05/28/2021
In a conversation with my professor of Eastern philosophy, I once remarked that mathematics is beautiful because it comes closest to truth. Pure mathematics, in its relentless pursuit of the real, willingly abandons the empirical, and therein lies its beauty. This raises an intriguing question: why, in English, is the sequence often rendered Beauty–Goodness–Truth rather than the classical Truth–Goodness–Beauty?
In the empirical realm (形而下學), “truth” is elusive—nothing here can claim absolute authenticity. Thus, the most practical measure of truth is first whether something is beautiful, and second whether it is good. In this sense, beauty becomes a form of wisdom in the Eastern philosophical tradition, for wisdom is beauty in its highest form.
Mathematics, however, dwells in the metaphysical realm (形而上學), where truth stands at the summit, followed by goodness and beauty. My mentor in theoretical physics once observed that mathematics, grounded in immutable laws, is itself law and order; if mathematics were to collapse, so too would the natural sciences and the modern civilization they sustain.
The paradox, then, is that in the empirical world we praise beauty as the highest value, while in the metaphysical realm we exalt truth. Yet, when translated across these realms, the highest metaphysical ideal—truth—becomes indistinguishable from the highest empirical ideal—beauty.

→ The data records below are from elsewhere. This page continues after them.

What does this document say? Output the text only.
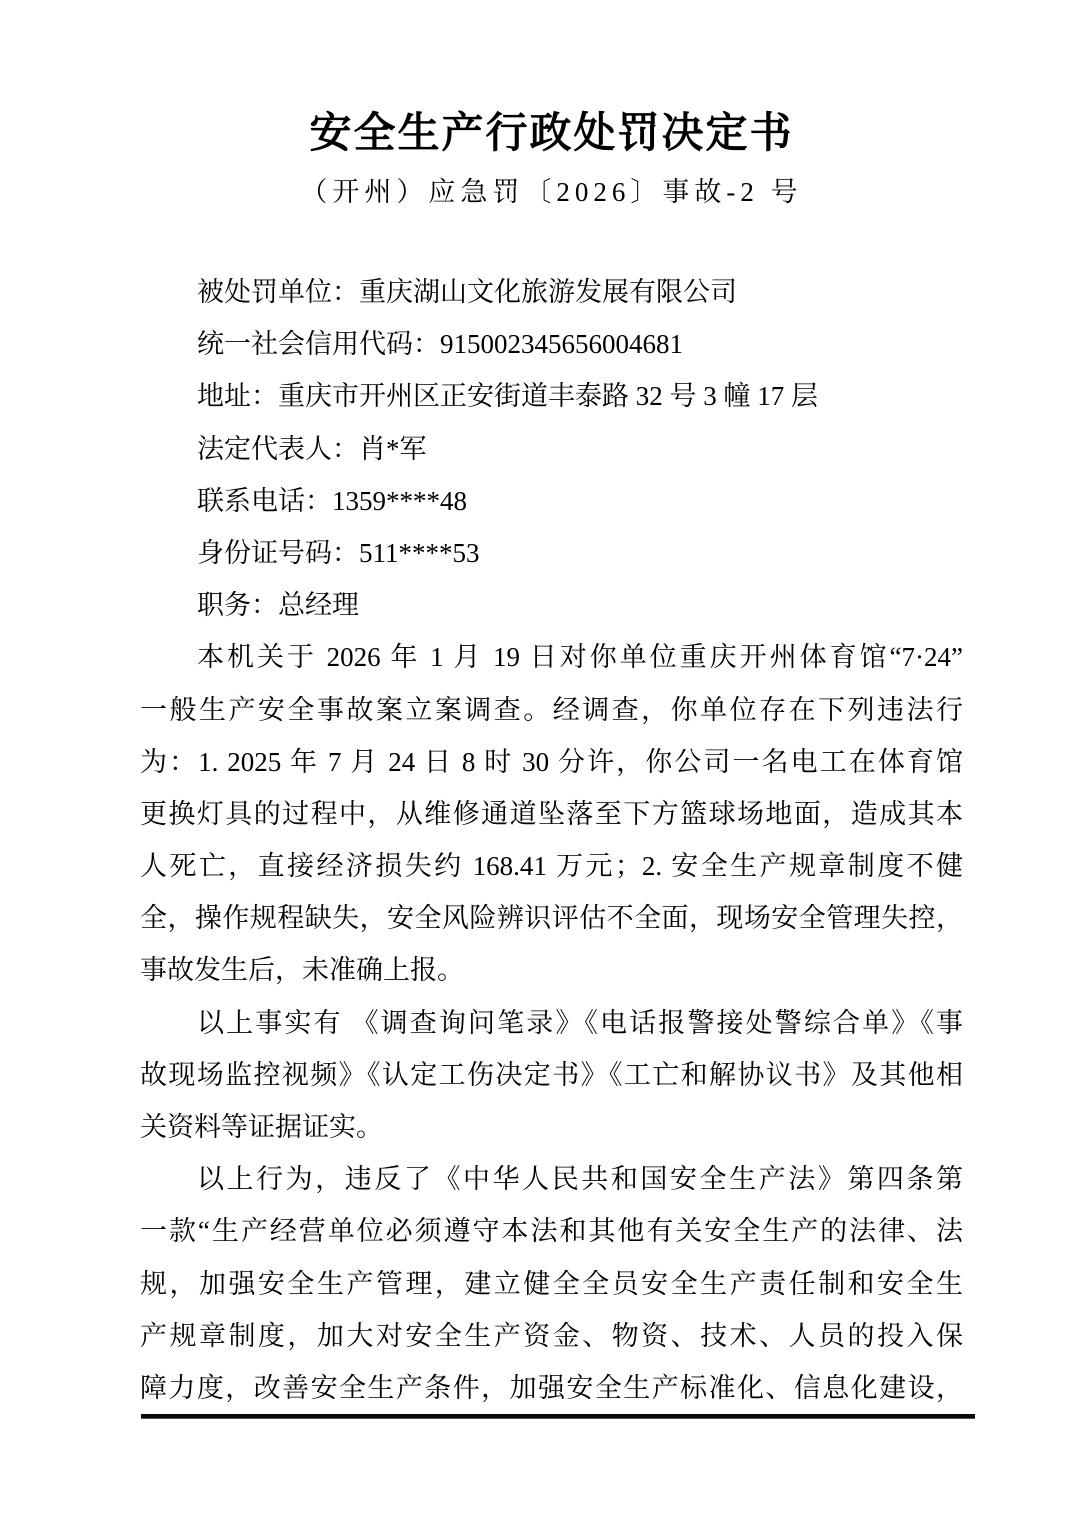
安全生产行政处罚决定书
（开州）应急罚〔2026〕事故-2 号
被处罚单位：重庆湖山文化旅游发展有限公司
统一社会信用代码：915002345656004681
地址：重庆市开州区正安街道丰泰路 32 号 3 幢 17 层
法定代表人：肖*军
联系电话：1359****48
身份证号码：511****53
职务：总经理
本机关于 2026 年 1 月 19 日对你单位重庆开州体育馆“7·24”
一般生产安全事故案立案调查。经调查，你单位存在下列违法行
为：1. 2025 年 7 月 24 日 8 时 30 分许，你公司一名电工在体育馆
更换灯具的过程中，从维修通道坠落至下方篮球场地面，造成其本
人死亡，直接经济损失约 168.41 万元；2. 安全生产规章制度不健
全，操作规程缺失，安全风险辨识评估不全面，现场安全管理失控，
事故发生后，未准确上报。
以上事实有 《调查询问笔录》《电话报警接处警综合单》《事
故现场监控视频》《认定工伤决定书》《工亡和解协议书》及其他相
关资料等证据证实。
以上行为，违反了《中华人民共和国安全生产法》第四条第
一款“生产经营单位必须遵守本法和其他有关安全生产的法律、法
规，加强安全生产管理，建立健全全员安全生产责任制和安全生
产规章制度，加大对安全生产资金、物资、技术、人员的投入保
障力度，改善安全生产条件，加强安全生产标准化、信息化建设，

Perhaps this is why, for me, mathematics is beautiful: it unites truth and beauty under the same name. In the blurred boundaries of the empirical world, Truth = Goodness = Beauty. Applied mathematics, which brings the purity of mathematics into contact with the world, and Eastern philosophy, which elevates beauty to wisdom, may thus share a common ground. If, in the post-Corona era, these two extremes can meet—joining rigorous law with harmonious wisdom—we might arrive at a state where beauty is goodness, and goodness is truth.